Ken Mankoff

Geology & Glaciology Presenter

Ken Mankoff has been traveling to both the Arctic and Antarctic as a research scientist since 2007 as part of NASA, the US National Science Foundation, National Geographic, and Danish government projects. He holds a Ph.D. from the University of California, Santa Cruz focused on Antarctic ice shelves and Arctic glacier hydrology. Prior to becoming a glaciologist he studied space weather (aurora borealis and australis!) and worked on several Mars robotic missions. He has been lucky enough to explore cold and icy environments from the South Pole to the top of Greenland and even inside glaciers in Svalbard. His research has taken him rappelling down crevasses and caving / crawling though unpleasantly small water-carved tunnels underneath glaciers to learn more about how surface melt influences glacier velocity.

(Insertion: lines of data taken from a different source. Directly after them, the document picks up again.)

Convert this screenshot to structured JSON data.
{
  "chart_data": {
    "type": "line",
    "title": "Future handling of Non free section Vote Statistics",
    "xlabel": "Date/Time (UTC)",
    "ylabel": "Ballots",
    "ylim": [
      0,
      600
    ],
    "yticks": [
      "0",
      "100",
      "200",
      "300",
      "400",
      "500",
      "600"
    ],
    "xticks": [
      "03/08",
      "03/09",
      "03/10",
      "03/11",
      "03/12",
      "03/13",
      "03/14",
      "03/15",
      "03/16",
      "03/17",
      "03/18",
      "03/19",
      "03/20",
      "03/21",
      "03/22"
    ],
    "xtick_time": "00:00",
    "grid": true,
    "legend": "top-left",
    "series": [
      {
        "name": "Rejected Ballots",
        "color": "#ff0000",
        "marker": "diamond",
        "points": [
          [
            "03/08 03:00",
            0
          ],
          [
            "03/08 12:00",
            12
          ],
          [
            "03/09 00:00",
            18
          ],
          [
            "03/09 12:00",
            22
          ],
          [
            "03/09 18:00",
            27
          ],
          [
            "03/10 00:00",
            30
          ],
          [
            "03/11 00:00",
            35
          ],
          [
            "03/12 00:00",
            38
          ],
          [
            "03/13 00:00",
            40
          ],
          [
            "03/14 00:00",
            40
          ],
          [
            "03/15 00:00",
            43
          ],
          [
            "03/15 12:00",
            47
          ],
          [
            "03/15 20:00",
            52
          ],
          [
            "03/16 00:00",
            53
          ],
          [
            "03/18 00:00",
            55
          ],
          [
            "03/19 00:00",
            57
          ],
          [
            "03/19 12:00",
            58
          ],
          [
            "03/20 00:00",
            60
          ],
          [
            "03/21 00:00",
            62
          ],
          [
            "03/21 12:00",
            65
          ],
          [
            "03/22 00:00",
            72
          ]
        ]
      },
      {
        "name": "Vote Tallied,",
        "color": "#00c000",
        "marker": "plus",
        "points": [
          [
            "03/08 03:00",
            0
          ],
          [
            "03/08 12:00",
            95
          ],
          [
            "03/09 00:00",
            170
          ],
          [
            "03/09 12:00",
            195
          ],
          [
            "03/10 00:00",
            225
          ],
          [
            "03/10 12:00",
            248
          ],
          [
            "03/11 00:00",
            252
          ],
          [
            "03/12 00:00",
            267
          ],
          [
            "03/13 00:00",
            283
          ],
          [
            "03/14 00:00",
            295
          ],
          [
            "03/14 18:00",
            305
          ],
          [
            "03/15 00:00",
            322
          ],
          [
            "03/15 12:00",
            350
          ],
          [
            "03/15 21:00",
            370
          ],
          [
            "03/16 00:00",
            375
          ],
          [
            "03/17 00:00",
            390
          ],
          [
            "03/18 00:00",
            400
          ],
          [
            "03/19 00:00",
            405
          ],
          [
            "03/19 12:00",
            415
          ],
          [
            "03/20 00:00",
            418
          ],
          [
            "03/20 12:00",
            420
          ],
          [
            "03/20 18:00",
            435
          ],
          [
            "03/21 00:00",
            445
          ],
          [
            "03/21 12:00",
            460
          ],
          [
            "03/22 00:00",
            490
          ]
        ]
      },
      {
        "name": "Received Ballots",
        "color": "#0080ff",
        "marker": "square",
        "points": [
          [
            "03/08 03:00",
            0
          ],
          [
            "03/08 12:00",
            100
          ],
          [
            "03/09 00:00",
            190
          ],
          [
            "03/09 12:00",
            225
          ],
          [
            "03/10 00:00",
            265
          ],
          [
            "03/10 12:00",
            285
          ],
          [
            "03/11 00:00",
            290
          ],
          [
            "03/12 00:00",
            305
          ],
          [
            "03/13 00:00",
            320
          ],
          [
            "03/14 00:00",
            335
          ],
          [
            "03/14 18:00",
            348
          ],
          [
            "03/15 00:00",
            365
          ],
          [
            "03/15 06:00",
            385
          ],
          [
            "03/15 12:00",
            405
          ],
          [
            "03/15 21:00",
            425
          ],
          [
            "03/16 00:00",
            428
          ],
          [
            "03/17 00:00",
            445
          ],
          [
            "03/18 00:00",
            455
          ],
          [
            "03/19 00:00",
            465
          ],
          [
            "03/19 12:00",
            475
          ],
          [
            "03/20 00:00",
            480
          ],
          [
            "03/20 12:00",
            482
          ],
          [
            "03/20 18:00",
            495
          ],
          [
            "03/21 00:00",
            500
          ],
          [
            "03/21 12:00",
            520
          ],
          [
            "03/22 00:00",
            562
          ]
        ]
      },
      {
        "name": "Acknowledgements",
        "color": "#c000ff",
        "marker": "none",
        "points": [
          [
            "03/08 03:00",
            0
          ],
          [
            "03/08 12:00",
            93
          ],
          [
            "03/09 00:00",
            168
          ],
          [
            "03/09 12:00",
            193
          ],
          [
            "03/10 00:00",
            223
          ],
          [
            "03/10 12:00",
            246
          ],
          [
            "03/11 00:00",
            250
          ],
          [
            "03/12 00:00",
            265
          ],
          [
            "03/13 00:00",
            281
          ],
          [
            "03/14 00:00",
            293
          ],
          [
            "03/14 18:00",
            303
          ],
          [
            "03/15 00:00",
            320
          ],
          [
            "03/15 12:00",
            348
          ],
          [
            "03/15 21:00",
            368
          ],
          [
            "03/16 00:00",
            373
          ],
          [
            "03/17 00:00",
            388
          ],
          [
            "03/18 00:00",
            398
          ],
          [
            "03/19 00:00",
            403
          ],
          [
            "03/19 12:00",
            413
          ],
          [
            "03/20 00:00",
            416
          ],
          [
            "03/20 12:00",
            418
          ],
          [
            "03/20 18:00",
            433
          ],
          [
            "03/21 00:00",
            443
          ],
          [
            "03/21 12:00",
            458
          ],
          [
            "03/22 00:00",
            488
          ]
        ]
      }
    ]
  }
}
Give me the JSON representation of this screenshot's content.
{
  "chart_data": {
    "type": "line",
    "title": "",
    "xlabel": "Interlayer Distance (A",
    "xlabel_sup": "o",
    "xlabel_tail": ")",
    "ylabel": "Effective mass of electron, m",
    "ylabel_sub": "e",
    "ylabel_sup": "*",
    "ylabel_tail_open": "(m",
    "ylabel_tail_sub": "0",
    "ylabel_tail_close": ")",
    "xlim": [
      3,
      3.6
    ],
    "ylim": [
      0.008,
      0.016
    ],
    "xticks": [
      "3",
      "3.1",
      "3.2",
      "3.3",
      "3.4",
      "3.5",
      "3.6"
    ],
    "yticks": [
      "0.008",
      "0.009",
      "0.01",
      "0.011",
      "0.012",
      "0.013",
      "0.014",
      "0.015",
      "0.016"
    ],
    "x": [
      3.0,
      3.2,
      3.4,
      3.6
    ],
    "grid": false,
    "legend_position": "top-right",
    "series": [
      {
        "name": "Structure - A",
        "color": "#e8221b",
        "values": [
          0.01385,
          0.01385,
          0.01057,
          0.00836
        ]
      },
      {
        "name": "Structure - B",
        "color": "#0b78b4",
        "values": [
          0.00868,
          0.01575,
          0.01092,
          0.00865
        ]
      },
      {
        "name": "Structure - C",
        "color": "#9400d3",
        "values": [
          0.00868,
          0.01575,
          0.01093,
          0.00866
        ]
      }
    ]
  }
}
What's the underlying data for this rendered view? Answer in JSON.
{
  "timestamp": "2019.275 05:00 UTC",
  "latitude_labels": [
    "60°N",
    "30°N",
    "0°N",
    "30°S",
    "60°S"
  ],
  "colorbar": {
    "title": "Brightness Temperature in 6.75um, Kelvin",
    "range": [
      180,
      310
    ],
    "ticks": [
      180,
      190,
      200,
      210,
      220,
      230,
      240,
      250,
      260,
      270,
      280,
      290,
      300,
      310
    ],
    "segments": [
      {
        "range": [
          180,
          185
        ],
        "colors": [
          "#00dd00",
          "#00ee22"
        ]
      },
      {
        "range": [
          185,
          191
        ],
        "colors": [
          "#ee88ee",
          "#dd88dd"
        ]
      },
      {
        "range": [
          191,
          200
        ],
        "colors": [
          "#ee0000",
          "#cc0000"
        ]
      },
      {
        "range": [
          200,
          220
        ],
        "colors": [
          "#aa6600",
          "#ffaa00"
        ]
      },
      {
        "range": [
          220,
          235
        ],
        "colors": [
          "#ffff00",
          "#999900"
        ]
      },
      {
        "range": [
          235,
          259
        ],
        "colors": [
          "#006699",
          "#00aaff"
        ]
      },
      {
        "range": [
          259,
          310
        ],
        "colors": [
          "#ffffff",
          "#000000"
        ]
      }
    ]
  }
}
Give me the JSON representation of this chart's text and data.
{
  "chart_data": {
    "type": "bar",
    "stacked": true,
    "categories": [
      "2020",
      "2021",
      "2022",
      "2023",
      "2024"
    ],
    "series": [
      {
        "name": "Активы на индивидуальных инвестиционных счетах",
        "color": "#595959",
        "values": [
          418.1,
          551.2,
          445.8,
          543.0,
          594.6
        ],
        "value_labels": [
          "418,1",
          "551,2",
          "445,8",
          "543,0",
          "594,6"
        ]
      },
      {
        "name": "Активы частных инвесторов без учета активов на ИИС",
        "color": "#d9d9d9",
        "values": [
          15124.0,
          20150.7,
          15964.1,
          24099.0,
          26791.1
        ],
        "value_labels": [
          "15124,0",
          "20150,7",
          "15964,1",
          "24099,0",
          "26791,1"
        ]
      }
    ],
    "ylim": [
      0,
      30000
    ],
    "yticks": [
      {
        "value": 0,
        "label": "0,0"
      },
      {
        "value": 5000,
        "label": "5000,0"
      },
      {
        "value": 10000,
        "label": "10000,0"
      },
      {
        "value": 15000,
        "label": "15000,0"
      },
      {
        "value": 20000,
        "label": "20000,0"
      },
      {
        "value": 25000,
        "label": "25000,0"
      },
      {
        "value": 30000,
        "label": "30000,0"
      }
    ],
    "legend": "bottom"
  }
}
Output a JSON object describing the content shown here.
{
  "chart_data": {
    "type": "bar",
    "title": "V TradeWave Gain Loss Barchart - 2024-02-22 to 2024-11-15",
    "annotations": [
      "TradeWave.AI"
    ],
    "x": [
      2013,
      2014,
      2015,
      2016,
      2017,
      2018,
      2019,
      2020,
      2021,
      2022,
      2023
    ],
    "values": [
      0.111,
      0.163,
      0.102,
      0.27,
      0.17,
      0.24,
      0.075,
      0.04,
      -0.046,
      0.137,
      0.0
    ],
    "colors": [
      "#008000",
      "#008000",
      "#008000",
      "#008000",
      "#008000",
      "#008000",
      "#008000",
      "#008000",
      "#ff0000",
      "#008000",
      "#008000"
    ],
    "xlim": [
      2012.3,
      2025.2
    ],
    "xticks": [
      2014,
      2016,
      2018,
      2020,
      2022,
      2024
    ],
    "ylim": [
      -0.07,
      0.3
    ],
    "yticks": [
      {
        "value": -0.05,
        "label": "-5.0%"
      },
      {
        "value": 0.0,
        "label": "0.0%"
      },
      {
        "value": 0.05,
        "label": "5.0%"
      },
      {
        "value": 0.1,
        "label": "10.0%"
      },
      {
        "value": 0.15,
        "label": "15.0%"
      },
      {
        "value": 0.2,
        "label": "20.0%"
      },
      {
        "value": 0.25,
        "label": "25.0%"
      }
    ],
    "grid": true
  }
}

His favorite project was leading the field teams for a multi-year multi-national effort to find a missing A380 airplane engine buried in the Greenland ice sheet. His happy place is camping in Antarctica – which he prefers to Greenland only because for some reason he is less afraid of penguins than polar bears visiting his tent. When not guiding for Quark he works as a senior scientific programmer (mostly coding in Fortran) at NASA. In his spare time he tends to his house plants, reads, knits, and enjoys scuba diving.